Öcalan’ın mesajının “giriş müziği” olarak, daha birkaç gün önce ırkçı linç girişimlerine sahne olan Karadeniz’in devrimci çocuğu Kazım Koyuncu müziklerinin seçilmesi Kürtlerin Anadolu halklarının “barış eli”ne verdikleri değeri, bu barış elini tutmaktaki ısrarlarını gösterdi. Kürtler Başkanlarını, PKK bayrakları altında horon çektikten sonra dinlediler. Öcalan’ın mesajındaki “gowendin, delilonun, horonla ve zeybekle kardeşliği” vurgusu, daha mesaj okunmadan önce Newroz meydanında fiilen yaşandı.
Milyonlarca Kürt, Başkan’ının mesajını dinlerken ne gözlerde yaş, ne de dillerde “zafer şarkıları” vardı. Kürtler Başkan’ı 30 yıllık savaş içinde olgunlaşmış bir ruh haliyle ve “akılla” dinlediler; mesajın “onurlu bir barış” ve “Kürt sorununun demokratik, eşitlikçi, adil çözümü” açısından gerçek bir ilerlemeyi ifade edip etmediğini anlamaya çalıştılar. Milyonlarca Kürt Başkan’ın mesajını çıt çıkarmadan, can kulağıyla dinledi ve Buldan mesajı “Zındane İmralı, 21 Adare 2013, Abdullah Öcalan” diyerek bitirdiğinde muazzam bir alkış, zılgıt ve “Biji Serok Apo” sloganı sağanağıyla yanıtladı. Kürt halkı “Başkan’ına” güvenini sadece alanda milyonlarla toplanarak değil, “mesajı aldıktan sonra” “Selam, Selam, İmralı’ya bin Selam” sloganını muazzam bir koroyla seslendirerek teyid etti.

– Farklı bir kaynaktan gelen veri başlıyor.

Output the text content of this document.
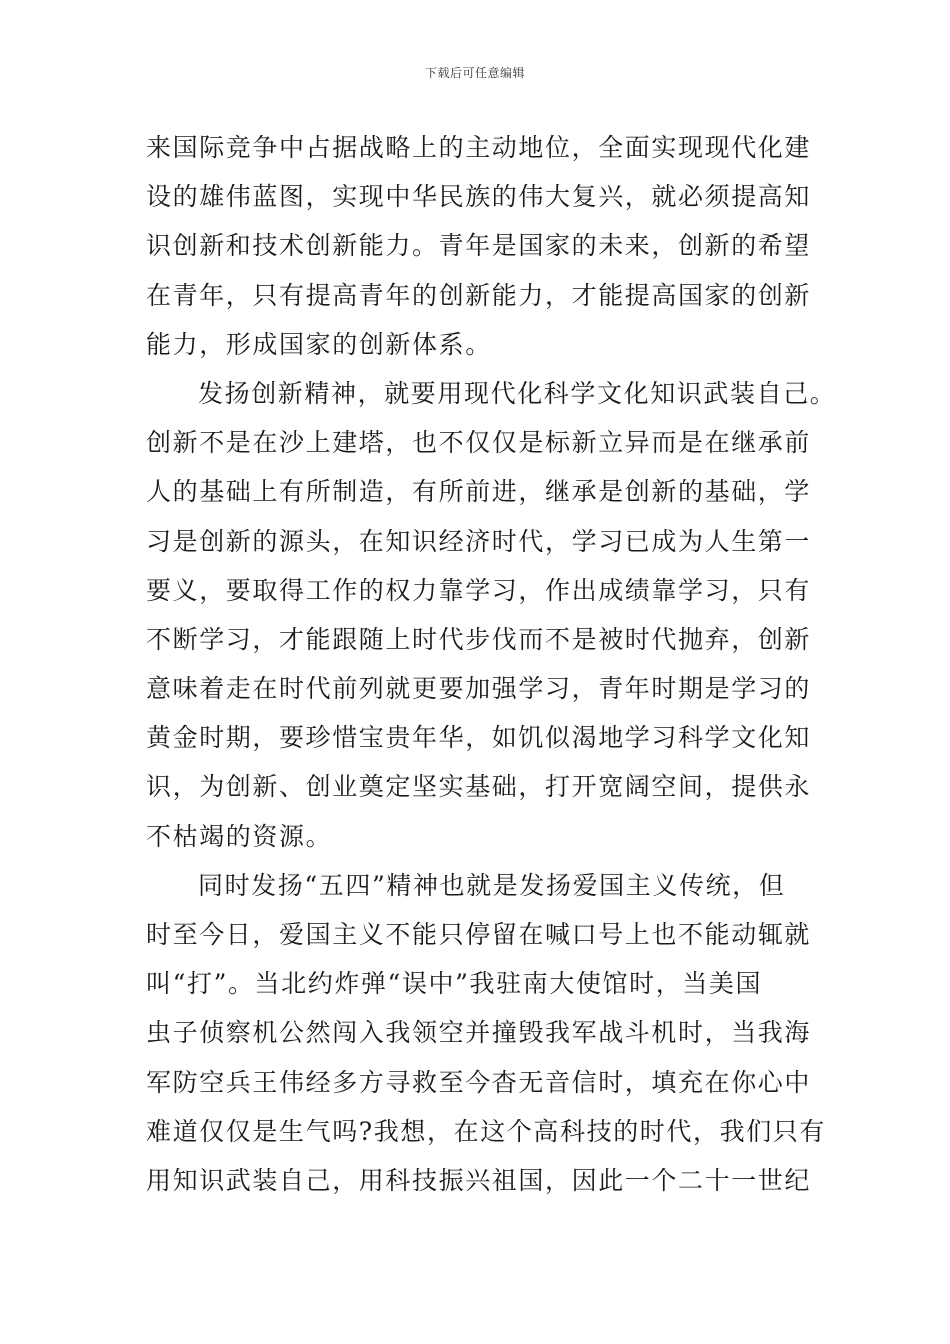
下载后可任意编辑
来国际竞争中占据战略上的主动地位，全面实现现代化建
设的雄伟蓝图，实现中华民族的伟大复兴，就必须提高知
识创新和技术创新能力。青年是国家的未来，创新的希望
在青年，只有提高青年的创新能力，才能提高国家的创新
能力，形成国家的创新体系。
发扬创新精神，就要用现代化科学文化知识武装自己。
创新不是在沙上建塔，也不仅仅是标新立异而是在继承前
人的基础上有所制造，有所前进，继承是创新的基础，学
习是创新的源头，在知识经济时代，学习已成为人生第一
要义，要取得工作的权力靠学习，作出成绩靠学习，只有
不断学习，才能跟随上时代步伐而不是被时代抛弃，创新
意味着走在时代前列就更要加强学习，青年时期是学习的
黄金时期，要珍惜宝贵年华，如饥似渴地学习科学文化知
识，为创新、创业奠定坚实基础，打开宽阔空间，提供永
不枯竭的资源。
同时发扬“五四”精神也就是发扬爱国主义传统，但
时至今日，爱国主义不能只停留在喊口号上也不能动辄就
叫“打”。当北约炸弹“误中”我驻南大使馆时，当美国
虫子侦察机公然闯入我领空并撞毁我军战斗机时，当我海
军防空兵王伟经多方寻救至今杳无音信时，填充在你心中
难道仅仅是生气吗?我想，在这个高科技的时代，我们只有
用知识武装自己，用科技振兴祖国，因此一个二十一世纪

Öcalan, Kürt sorununun çözümünde “şiddetin yerine demokratik siyasetin ön plana çıkacağı bir döneme girileceğini” duyurdu. Üç gün önce “ben kendi üzerime düşeni yaptım, TBMM’nin de kendi üzerine düşeni yapacağını umuyorum” diyen Öcalan’ın mesajıdaki tek somut çağrı, “silahlı güçlerin Türkiye sınırlarının dışına çıkması” oldu. “Zaman, silahlı güçlerin Türkiye sınırlarının dışına çıkmalarının zamanıdır” diyen Öcalan’ın bu duyurusu çatışmasızlık, silahsızlanma, yasallaşma adımlarından oluştuğu söylenen “İmralı Uzlaşması”nın uygulamasının ilk adımında “kendi üzerine düşen” görev olmalıydı. Yapılan uzlaşmada AKP’nin üzerine düşeni, yani “çıkış” sürecinin gerektirdiği askeri, politik ve toplumsal düzenlemeleri yapıp yap(a)mayacağı henüz bilinmiyor.

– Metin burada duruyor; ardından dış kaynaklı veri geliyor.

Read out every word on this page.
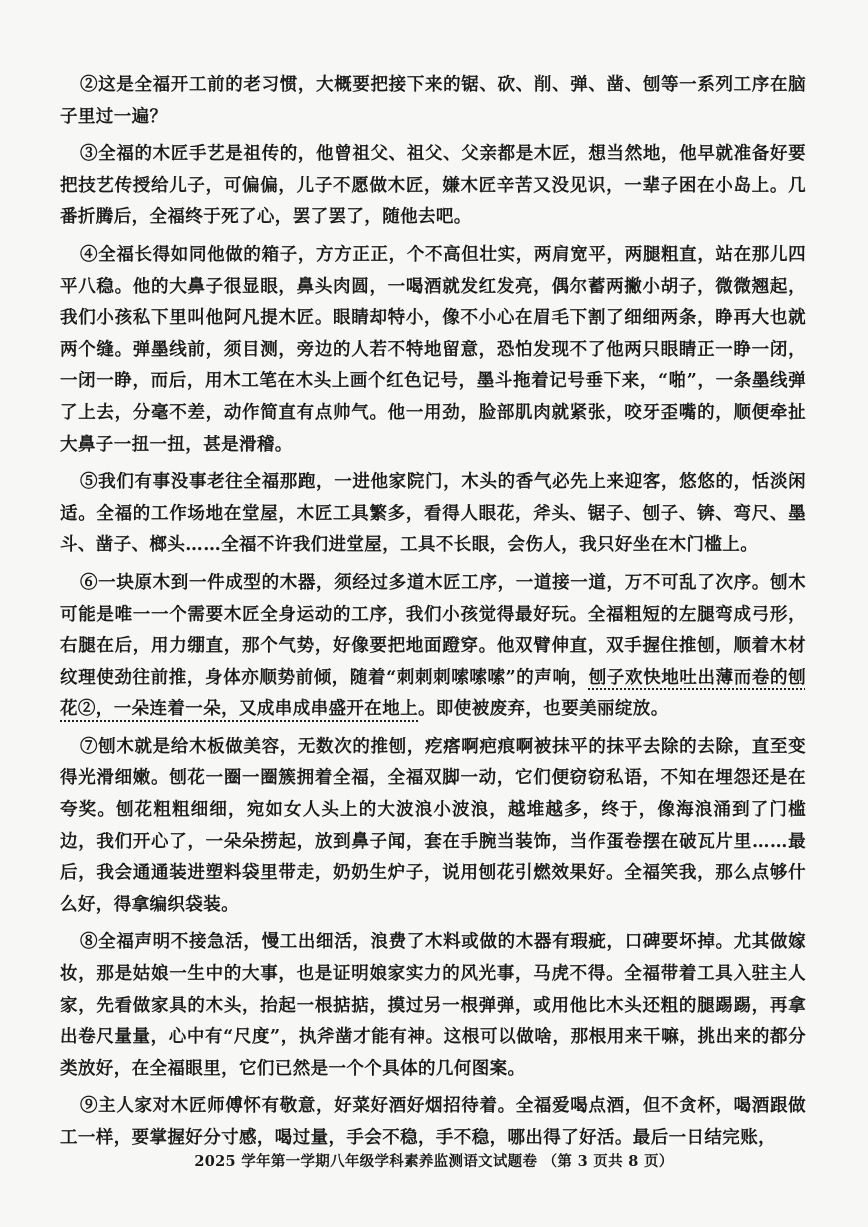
②这是全福开工前的老习惯，大概要把接下来的锯、砍、削、弹、凿、刨等一系列工序在脑子里过一遍？

③全福的木匠手艺是祖传的，他曾祖父、祖父、父亲都是木匠，想当然地，他早就准备好要把技艺传授给儿子，可偏偏，儿子不愿做木匠，嫌木匠辛苦又没见识，一辈子困在小岛上。几番折腾后，全福终于死了心，罢了罢了，随他去吧。

④全福长得如同他做的箱子，方方正正，个不高但壮实，两肩宽平，两腿粗直，站在那儿四平八稳。他的大鼻子很显眼，鼻头肉圆，一喝酒就发红发亮，偶尔蓄两撇小胡子，微微翘起，我们小孩私下里叫他阿凡提木匠。眼睛却特小，像不小心在眉毛下割了细细两条，睁再大也就两个缝。弹墨线前，须目测，旁边的人若不特地留意，恐怕发现不了他两只眼睛正一睁一闭，一闭一睁，而后，用木工笔在木头上画个红色记号，墨斗拖着记号垂下来，“啪”，一条墨线弹了上去，分毫不差，动作简直有点帅气。他一用劲，脸部肌肉就紧张，咬牙歪嘴的，顺便牵扯大鼻子一扭一扭，甚是滑稽。

⑤我们有事没事老往全福那跑，一进他家院门，木头的香气必先上来迎客，悠悠的，恬淡闲适。全福的工作场地在堂屋，木匠工具繁多，看得人眼花，斧头、锯子、刨子、锛、弯尺、墨斗、凿子、榔头……全福不许我们进堂屋，工具不长眼，会伤人，我只好坐在木门槛上。

⑥一块原木到一件成型的木器，须经过多道木匠工序，一道接一道，万不可乱了次序。刨木可能是唯一一个需要木匠全身运动的工序，我们小孩觉得最好玩。全福粗短的左腿弯成弓形，右腿在后，用力绷直，那个气势，好像要把地面蹬穿。他双臂伸直，双手握住推刨，顺着木材纹理使劲往前推，身体亦顺势前倾，随着“刺刺刺嗦嗦嗦”的声响，刨子欢快地吐出薄而卷的刨花②，一朵连着一朵，又成串成串盛开在地上。即使被废弃，也要美丽绽放。

⑦刨木就是给木板做美容，无数次的推刨，疙瘩啊疤痕啊被抹平的抹平去除的去除，直至变得光滑细嫩。刨花一圈一圈簇拥着全福，全福双脚一动，它们便窃窃私语，不知在埋怨还是在夸奖。刨花粗粗细细，宛如女人头上的大波浪小波浪，越堆越多，终于，像海浪涌到了门槛边，我们开心了，一朵朵捞起，放到鼻子闻，套在手腕当装饰，当作蛋卷摆在破瓦片里……最后，我会通通装进塑料袋里带走，奶奶生炉子，说用刨花引燃效果好。全福笑我，那么点够什么好，得拿编织袋装。

⑧全福声明不接急活，慢工出细活，浪费了木料或做的木器有瑕疵，口碑要坏掉。尤其做嫁妆，那是姑娘一生中的大事，也是证明娘家实力的风光事，马虎不得。全福带着工具入驻主人家，先看做家具的木头，抬起一根掂掂，摸过另一根弹弹，或用他比木头还粗的腿踢踢，再拿出卷尺量量，心中有“尺度”，执斧凿才能有神。这根可以做啥，那根用来干嘛，挑出来的都分类放好，在全福眼里，它们已然是一个个具体的几何图案。

⑨主人家对木匠师傅怀有敬意，好菜好酒好烟招待着。全福爱喝点酒，但不贪杯，喝酒跟做工一样，要掌握好分寸感，喝过量，手会不稳，手不稳，哪出得了好活。最后一日结完账，

2025 学年第一学期八年级学科素养监测语文试题卷 （第 3 页共 8 页）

Öcalan’ın mesajı ve 2013 Newroz’u, İmralı Süreci’nin bitmiş, tamamlanmış bir “AKP-BDP koalisyonu” olduğu yönündeki yorumların aşırı bir basitleştirme olduğunu ortaya koydu. Öcalan’ın mesajındaki “İslam bayrağı altında, Misak-ı Milli için birlikte savaşma”, “elitlerin dayattığı inkarcılık ve tekleştirme” gibi söylemsel unsurların, müzakere masasında uzlaşmaya varmak için aranan “ortak zemini” gösterdiği düşünülebilir. Bununla birlikte, Öcalan’ın mesajı, Kürtleri parçalanmaya ve kimliksizleştirmeye mahkum eden koşulları “emperyalist müdahalelerle ve kapitalist moderniteyle” bağlantılayarak “ortak zemine” soldan sınır taşları da döşemiş oldu.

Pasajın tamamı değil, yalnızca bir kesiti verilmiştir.